Not that Hernandez doesn’t like taking an occasional break from that monochrome world. The NYT Magazine serial pops off the page in vibrant color, courtesy of Hernandez’s friend, cartoonist Steven Weissman (Chewing Gum in Church). And, to address a now decades-old question, he’s also not against moving way beyond B&W line drawings, to the silver screen itself. Comic-shop gossip has sometimes envisioned movie producers begging a reluctant Hernandez to make a Maggie and Hopey movie. Asked if the pressure is high, though, he responds, “Only pressure from myself. Movies have been as big an influence on me as comics and real life have, and I would feel foolish to pass up the opportunity if it comes up.”

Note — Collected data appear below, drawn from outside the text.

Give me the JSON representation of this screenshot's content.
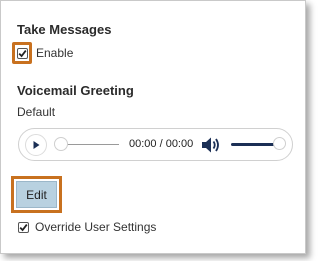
{
  "take_messages": {
    "title": "Take Messages",
    "enable_label": "Enable",
    "enable_checked": true
  },
  "voicemail_greeting": {
    "title": "Voicemail Greeting",
    "greeting_value": "Default",
    "player": {
      "time_display": "00:00 / 00:00",
      "play_icon": "play-icon",
      "volume_icon": "volume-icon"
    },
    "edit_label": "Edit"
  },
  "override": {
    "label": "Override User Settings",
    "checked": true
  },
  "colors": {
    "highlight": "#c8711f",
    "edit_button": "#b8d1e0",
    "volume_fill": "#1b2f55"
  }
}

The question is whether the opportunity will come along without requiring too many compromises. Hernandez says that watching Dan Clowes’s experience with Ghost World “showed me that it’s possible to stay close to the original material. But then again, mine is about Latinos.” And unless an L&R movie were to star J-Lo or Salma Hayek (a ridiculous notion that the artist has naturally rejected), the prospects of it being made with a Latino cast are slimmer than fans may think.
Then again, Jaime and Gilbert Hernandez helped change the face of one entrenched art form 25 years ago. Who says they can’t show Hollywood a thing or two?